On "River City One" And Coming Home From War

• https://www.zerohedge.com, by Erica Moshtahedian

For those of us who came of age in the aftermath of September 11 and the wars that followed, a new book "River City One" by first-time author John Waters provides a reprieve from glamorized, military-style leadership guides like "Extreme Ownership" or "Make Your Bed," or adrenaline-filled memoirs like Navy SEAL Chris Kyle's "American Sniper."

This is a penetration into the mind of a veteran returned to the world that we share with him.

A Naval Academy graduate and a veteran of Iraq and Afghanistan, Waters is now an attorney in Omaha, his hometown. "River City One" is a novel, not a memoir, albeit a palpably autobiographical account. (In the interest of disclosure, after leaving military service as a U.S. Marine Corps captain, Waters was co-editor of RealClearDefense; Carl Cannon, executive editor of RealClearMedia, wrote the foreword to this book).

The story's protagonist, war hero John Walker, shares with the reader an inner dialogue influenced by his drug-like withdrawal from the adrenaline and purpose of battle into the mundaneness of everyday life. He is an imperfect protagonist.
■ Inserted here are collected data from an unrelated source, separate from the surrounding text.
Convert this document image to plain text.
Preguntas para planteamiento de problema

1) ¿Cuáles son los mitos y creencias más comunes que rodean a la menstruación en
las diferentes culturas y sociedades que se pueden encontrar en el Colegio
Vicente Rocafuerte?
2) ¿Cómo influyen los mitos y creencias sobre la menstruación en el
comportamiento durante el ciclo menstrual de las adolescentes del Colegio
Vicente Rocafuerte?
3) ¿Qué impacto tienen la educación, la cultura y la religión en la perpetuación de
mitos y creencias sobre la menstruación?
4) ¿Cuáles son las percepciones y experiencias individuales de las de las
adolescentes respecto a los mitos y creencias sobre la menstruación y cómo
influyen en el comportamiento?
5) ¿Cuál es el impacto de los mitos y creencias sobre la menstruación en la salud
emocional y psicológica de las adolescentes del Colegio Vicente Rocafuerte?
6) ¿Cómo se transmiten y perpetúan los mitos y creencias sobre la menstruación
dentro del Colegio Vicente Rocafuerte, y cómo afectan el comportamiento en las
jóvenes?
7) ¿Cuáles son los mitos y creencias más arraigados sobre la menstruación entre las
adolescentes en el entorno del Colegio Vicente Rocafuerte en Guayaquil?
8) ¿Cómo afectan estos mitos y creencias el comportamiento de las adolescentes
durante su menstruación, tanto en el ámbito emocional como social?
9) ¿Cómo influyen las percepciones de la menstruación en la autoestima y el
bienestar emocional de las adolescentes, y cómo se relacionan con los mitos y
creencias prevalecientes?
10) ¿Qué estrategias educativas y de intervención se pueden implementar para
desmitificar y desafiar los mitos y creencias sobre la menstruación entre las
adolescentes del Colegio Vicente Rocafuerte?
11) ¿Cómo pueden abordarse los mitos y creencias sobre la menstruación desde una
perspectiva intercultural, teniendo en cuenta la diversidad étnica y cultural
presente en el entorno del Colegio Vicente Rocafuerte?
Walker shares more with the self-doubting characters found in the novels from Lost Generation authors than the depictions of modern war heroes likely to be adapted by Hollywood.

In Walker, we are introduced to a character who, like Ford Madox Ford's character Christopher Tietjens in "Parade's End," is not immediately likable and somewhat aloof. Unlike Tietjens, Walker doesn't inform us of his life philosophy. Instead, we know only of his opinions through his critique of others. Clients, colleagues, fellow veterans, and family are not spared. He regularly dismisses the accomplishments of others as having little meaning. He thinks of civilians who want to ask him questions about his service as "turned on" by war stories. He asserts that his family occupies a separate world apart from him, as if he is unimportant to their well-being. We come to understand that his opinions are partial truths, informed by shame, used to justify his avoidance of family intimacy.